Ich habe mich lange gefragt, was für mich Heimat ist – ein Wort, welches sich gefühlt in jedem zweiten Buch findet, ein Gedanke, der scheinbar die Menschheit schon lange beschäftigt, eine Frage, auf die ich bis vor ein paar Monaten selbst keine Antwort wusste. Heimat war für mich lange ein bloß abstraktes Konstrukt, das ich manchmal verwendet, aber nie gefühlt habe.

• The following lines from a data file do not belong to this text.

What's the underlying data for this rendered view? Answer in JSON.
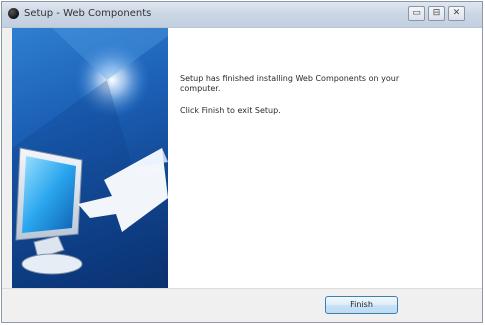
{
  "window": {
    "title": "Setup - Web Components",
    "icons": {
      "app": "setup-app-icon",
      "minimize": "minimize-icon",
      "maximize": "maximize-icon",
      "close": "close-icon"
    }
  },
  "content": {
    "message_line1": "Setup has finished installing Web Components on your",
    "message_line2": "computer.",
    "message_finish": "Click Finish to exit Setup."
  },
  "footer": {
    "finish_label": "Finish"
  },
  "colors": {
    "panel_blue": "#1b5fb5",
    "message_text": "#2a2a2a",
    "titlebar": "#cbd6e4"
  }
}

Ich gebrauchte das Wort selten und meist nur, wenn ich Leuten erklärte, dass ich zu meiner Mutter in den Ort fahre, an dem ich meine Kindheit verbracht habe.


Warum nannte ich dies „Heimat“? Weil es am einfachsten so war, denn für viele ist das, was ich gerade so umständlich erklärt habe, das Synonym für Heimat: Heimat ist die Gegend, wo man aufgewachsen ist, wo die Familie wohnt und wo man Weihnachten hinfährt, um mit seinen Eltern, Geschwistern und Großeltern zu feiern. Doch für mich ist das kleine Dorf am Niederrhein nicht mehr als ein Ort, an dem ich zwar viel Zeit verbracht, aber an dem ich nie mit Leib und Seele angekommen bin. Viel zu einfach ist es mir nämlich damals gefallen, mein Elternhaus und auch mein soziales Umfeld zu verlassen. Viel zu einfach ist es mir gefallen, zu gehen und nicht zu wissen, wann ich wiederkommen werde. Mich hielt dort nichts, mein Herz hielt dort nichts, ich war frei, einfach zu gehen.


Darauf folgte eine Zeit, in der ich glaubte, dass ich eine Seele hätte, die niemals Wurzeln schlagen könne – jedenfalls nicht an einem materiellen Ort wie einer Stadt oder einer Gegend. Die typischen Gefühle, die stets mit Heimat oder Zuhause in Verbindung gesetzt werden, habe ich über einen langen Zeitraum nur bei Menschen empfunden, die über die Jahre in mein Leben getreten sind. Einige davon begleiteten mich auf meiner Suche nach Heimat für einen Teil des Weges, andere sind auch heute noch an meiner Seite und werden für mich immer Heimat bleiben.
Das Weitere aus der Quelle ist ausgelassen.